2

If I call an ARM assembly function from C, sometimes I need to pass in many arguments. If they do not fit in registers r0, r1, r2, r3 it is generally expected that 5-th, 6-th ... x-th arguments are pushed onto stack so that ARM assembly can read them from it.

So in the ARM function I receive some arguments that are on the stack. After finishing the assembly function I can either remove these arguments from stack or leave them there and expect that the C program will deal with them later.

If we are talking about GCC C and ARM assembly who is usually responsible for cleaning up the stack?

  • The function that made the call (A)
  • Or the function that was called (B)

I understand that when developing we could agree on either convention. But what is generally used as the default in this particular case (ARM assembly and GCC C)?

And how would generally a low level piece of code describe which behavior it implements? It seems that there should be some kind of standard description for this. If there isn't one it seems that you pretty much just have to try them both and look at which one does not crash.

If someone is interested in how the code could look like:

arm_function:    
    stmfd sp, {r4-r12, lr}     # Save registers that are not the first three registers, SP->PASSED ARGUMENTS
    ldmfd sp, {r4-r6}          # Load 3 arguments that were passed through the stack, SP->PASSED ARGUMENTS 
    sub sp, sp, #40            # Adjust the stack pointer so it points to saved registers, STACK POINTER->SAVED REGISTERS->PASSED ARGUMENTS

    #The main function body.

    ldmfd sp!, {r4-r12, lr},  # Load saved registers STACK POINTER->PASSED ARGUMENTS
    add sp, sp, #12           # Increment stack pointer to remove passed arguments, SP->NOTHING

    # If the last code line would not be there, the caller would need to remove the arguments from stack.

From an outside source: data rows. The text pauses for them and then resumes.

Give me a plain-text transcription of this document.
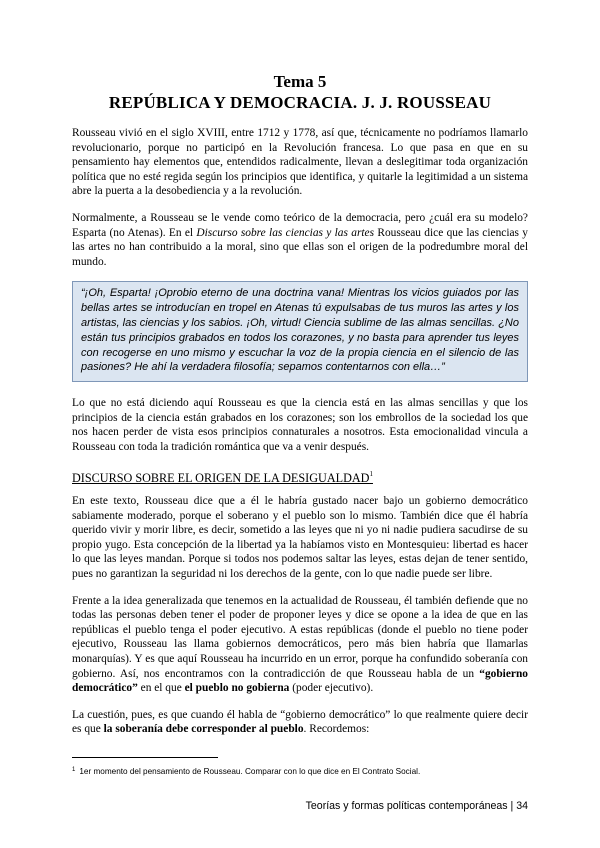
Tema 5
REPÚBLICA Y DEMOCRACIA. J. J. ROUSSEAU

Rousseau vivió en el siglo XVIII, entre 1712 y 1778, así que, técnicamente no podríamos llamarlo revolucionario, porque no participó en la Revolución francesa. Lo que pasa en que en su pensamiento hay elementos que, entendidos radicalmente, llevan a deslegitimar toda organización política que no esté regida según los principios que identifica, y quitarle la legitimidad a un sistema abre la puerta a la desobediencia y a la revolución.

Normalmente, a Rousseau se le vende como teórico de la democracia, pero ¿cuál era su modelo? Esparta (no Atenas). En el Discurso sobre las ciencias y las artes Rousseau dice que las ciencias y las artes no han contribuido a la moral, sino que ellas son el origen de la podredumbre moral del mundo.

“¡Oh, Esparta! ¡Oprobio eterno de una doctrina vana! Mientras los vicios guiados por las bellas artes se introducían en tropel en Atenas tú expulsabas de tus muros las artes y los artistas, las ciencias y los sabios. ¡Oh, virtud! Ciencia sublime de las almas sencillas. ¿No están tus principios grabados en todos los corazones, y no basta para aprender tus leyes con recogerse en uno mismo y escuchar la voz de la propia ciencia en el silencio de las pasiones? He ahí la verdadera filosofía; sepamos contentarnos con ella…”

Lo que no está diciendo aquí Rousseau es que la ciencia está en las almas sencillas y que los principios de la ciencia están grabados en los corazones; son los embrollos de la sociedad los que nos hacen perder de vista esos principios connaturales a nosotros. Esta emocionalidad vincula a Rousseau con toda la tradición romántica que va a venir después.

DISCURSO SOBRE EL ORIGEN DE LA DESIGUALDAD$^1$

En este texto, Rousseau dice que a él le habría gustado nacer bajo un gobierno democrático sabiamente moderado, porque el soberano y el pueblo son lo mismo. También dice que él habría querido vivir y morir libre, es decir, sometido a las leyes que ni yo ni nadie pudiera sacudirse de su propio yugo. Esta concepción de la libertad ya la habíamos visto en Montesquieu: libertad es hacer lo que las leyes mandan. Porque si todos nos podemos saltar las leyes, estas dejan de tener sentido, pues no garantizan la seguridad ni los derechos de la gente, con lo que nadie puede ser libre.

Frente a la idea generalizada que tenemos en la actualidad de Rousseau, él también defiende que no todas las personas deben tener el poder de proponer leyes y dice se opone a la idea de que en las repúblicas el pueblo tenga el poder ejecutivo. A estas repúblicas (donde el pueblo no tiene poder ejecutivo, Rousseau las llama gobiernos democráticos, pero más bien habría que llamarlas monarquías). Y es que aquí Rousseau ha incurrido en un error, porque ha confundido soberanía con gobierno. Así, nos encontramos con la contradicción de que Rousseau habla de un “gobierno democrático” en el que el pueblo no gobierna (poder ejecutivo).

La cuestión, pues, es que cuando él habla de “gobierno democrático” lo que realmente quiere decir es que la soberanía debe corresponder al pueblo. Recordemos:

$^1$ 1er momento del pensamiento de Rousseau. Comparar con lo que dice en El Contrato Social.
Teorías y formas políticas contemporáneas | 34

UPDATE: It seems that for C/C++ choice A. is pretty standard. Compilers usually use calling conventions like cdecl that work pretty similar to code in the answers below. More information can be found in this link about calling conventions. Changing C/C++ calling convention for a function does not seem to be so common/easy. With older C standard I could not manage to change it, so it looks like using A should be a decent default choice.

chris544
  • 889
  • 2
  • 10
  • 21
  • 1
    Low-level code doesn't describe itself. However the object files and binaries might have headers describing the whole thing (which doesn't mean all functions inside follow that convention...). There are tons of ABIs for ARM, but as far as I know, all use scenario **A**, that is caller-cleanup. – Jester May 08 '15 at 23:42
  • @jester: I would be surprised if not, as anything else would work against CPU mechanisms. Main differences are reserved registers and passing of larger than word arguments/results, compound types, etc. – too honest for this site May 09 '15 at 01:10
  • 1
    Just notet that there are more problems than just the cleanup. Marshalling is also critical, as there are many variations. E.g.: if you push 3 word, then 1 long long: is that split between r3 and the stack or all pushed onto the stack, omitting r3? Both versions were used for ARM. That's why you need the PCS. Also, the order is important (first argument pushed first, last last or reversed? This is part of the ABI for each language (Pascal again used the obbosite of C and _that_ is much more likely to be used than pdecl cleanup. – too honest for this site May 09 '15 at 01:41
  • You may want to look at [ARM Link and frame pointer](http://stackoverflow.com/questions/15752188/arm-link-register-and-frame-pointer). The AAPCS has several options (static base, etc) and they only apply to functions with **external linkage**. – artless noise Aug 28 '15 at 19:45

2 Answers2

4

The current ARM procedure call standard is AAPCS.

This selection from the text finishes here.